Wydaje się, że rozmowy między firmami Volkswagen i Proton skończyły tak samo jak w roku 2005. Według singapurskiego dziennika Singapore Straight Times w piątek zerwano rozmowy między oboma firmami. W artykule podano, że Volkswagen nie jest zainteresowany produkcją w południowo-wschodniej Azji. Volkswagen jeszcze w piątek zaprzeczył, jakoby zerwał rozmowy z władzami Malezji. Premier Abdullah Ahmad Badawi według jego współpracowników czeka na podanie dokładnego terminu spotkania z szefem Volkswagena Martinem Winterkornem.
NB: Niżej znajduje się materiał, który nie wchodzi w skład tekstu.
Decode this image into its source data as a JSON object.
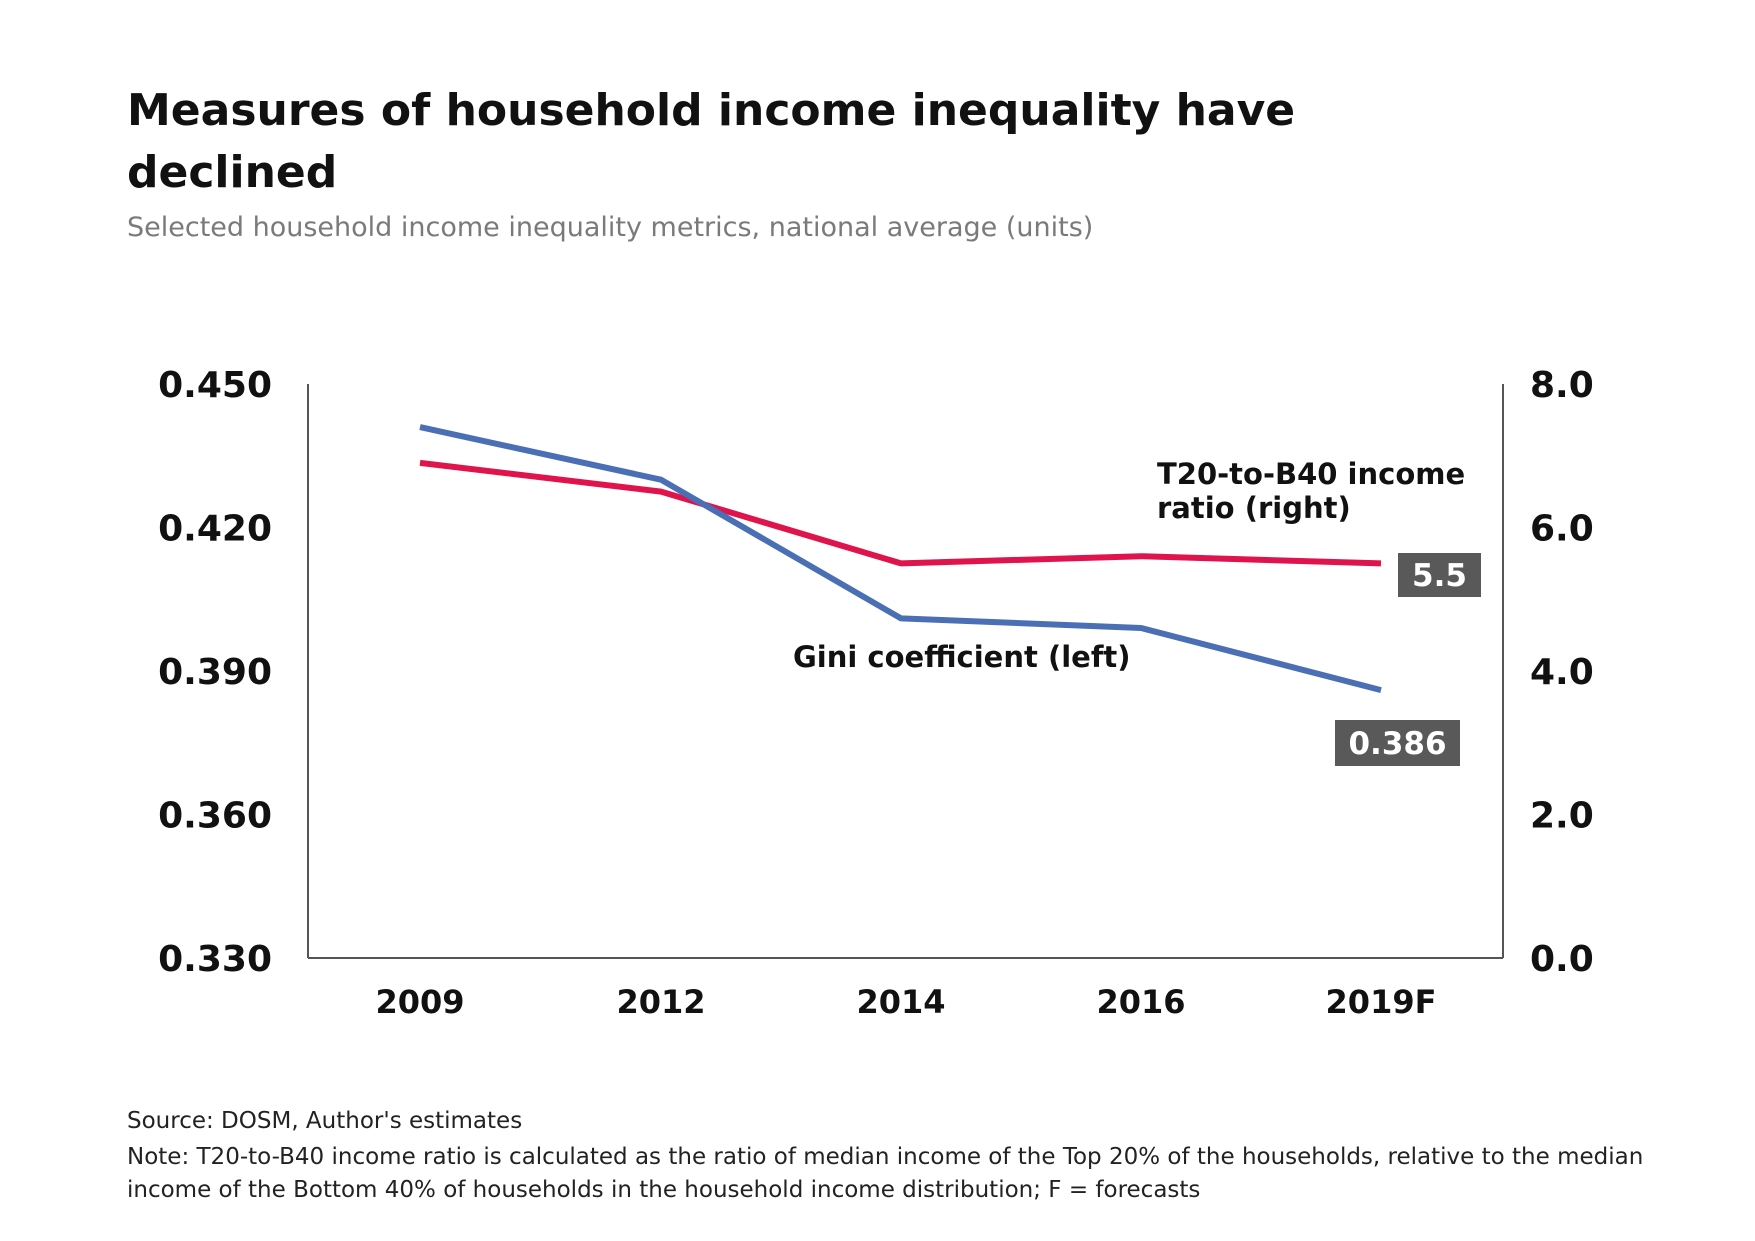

Ostatnia nadzieja Protona w koncernie General Motors, który również prowadzi rozmowy z rządem Malezji w sprawie ewentualnego przejęcia firmy. Jeszcze tydzień temu malajski rząd twierdził, że prowadzi rozmowy tylko z koncernem Volkswagen. Badawi w poniedziałek nie chciał odpowiedzieć na pytanie, w jakim stadium są rozmowy z Volkswagenem i General Motors. Jest jednak pewne, że Proton potrzebuje partnera strategicznego, ponieważ sam nie jest w stanie stawić czoła konkurencji i traci swoją pozycję rynkową.

Do rządu Malezji należy 43 % akcji podstawowych Protonu.